Registered: 11/27/04
Posts: 1485
Originally Posted By: pianoloverus
Originally Posted By: Opus_Maximus
1. Used by some. Kaplinsky, Martin, and McDonald at Juilliard at Sharon Mann at SFCM are probably the most prolific examples.

2. I don't think so. Some Taubamn teachers have been extremely critical of great pianists' techqniue, saying that Gould, Horowitz, and Serkin have been completely "wrong" in their approach at the piano, and that their ways of playing are "anatomically incorrect".


1. Would you say that only a small percentage of teachers at major conservatories talk about Taubman's ideas?
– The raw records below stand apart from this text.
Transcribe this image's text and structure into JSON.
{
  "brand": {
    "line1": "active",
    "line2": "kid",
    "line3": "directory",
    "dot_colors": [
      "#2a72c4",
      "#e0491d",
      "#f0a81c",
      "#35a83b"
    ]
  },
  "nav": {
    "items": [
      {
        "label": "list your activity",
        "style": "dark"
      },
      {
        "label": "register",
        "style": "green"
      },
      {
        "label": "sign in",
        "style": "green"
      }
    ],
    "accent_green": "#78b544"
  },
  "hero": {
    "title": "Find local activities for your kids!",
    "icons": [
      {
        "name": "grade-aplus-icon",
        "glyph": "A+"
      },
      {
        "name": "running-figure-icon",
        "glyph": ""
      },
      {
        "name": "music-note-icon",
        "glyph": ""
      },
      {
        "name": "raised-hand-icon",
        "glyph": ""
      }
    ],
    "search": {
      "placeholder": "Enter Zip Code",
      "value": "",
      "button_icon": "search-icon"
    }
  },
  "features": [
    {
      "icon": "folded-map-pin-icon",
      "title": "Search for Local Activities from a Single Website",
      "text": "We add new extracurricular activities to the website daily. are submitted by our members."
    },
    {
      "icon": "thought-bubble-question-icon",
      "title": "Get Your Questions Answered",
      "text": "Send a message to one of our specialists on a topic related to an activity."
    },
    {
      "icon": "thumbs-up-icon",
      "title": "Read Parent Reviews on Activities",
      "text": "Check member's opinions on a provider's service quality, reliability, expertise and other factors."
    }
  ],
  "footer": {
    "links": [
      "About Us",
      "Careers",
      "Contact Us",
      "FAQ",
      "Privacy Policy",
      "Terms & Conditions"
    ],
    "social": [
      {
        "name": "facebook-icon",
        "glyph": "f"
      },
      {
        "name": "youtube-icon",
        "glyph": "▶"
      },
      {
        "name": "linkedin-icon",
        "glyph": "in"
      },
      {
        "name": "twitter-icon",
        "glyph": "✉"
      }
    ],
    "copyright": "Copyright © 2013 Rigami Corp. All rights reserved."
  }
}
2. If great pianists, like the ones you mention, were able to achieve their pianistic ideas and reach the level of greatness, I don't see how they can be open to criticism about their technical approach. I guess one could always argue they played well in spite of their incorrect technical approach or could have played even better/with less effort using Taubman's ideas, but for me that's a very empty sounding argument.


1. Only a small percentage about Taubman per se, yes, but a lot of teachers talk about aspects of technique that have, over time, become intrinsically linked with what Taubman likes to claim as their own (rotation, Pivoting, alignment, etc)

2. I agree with you, and don't know what's going on in their heads.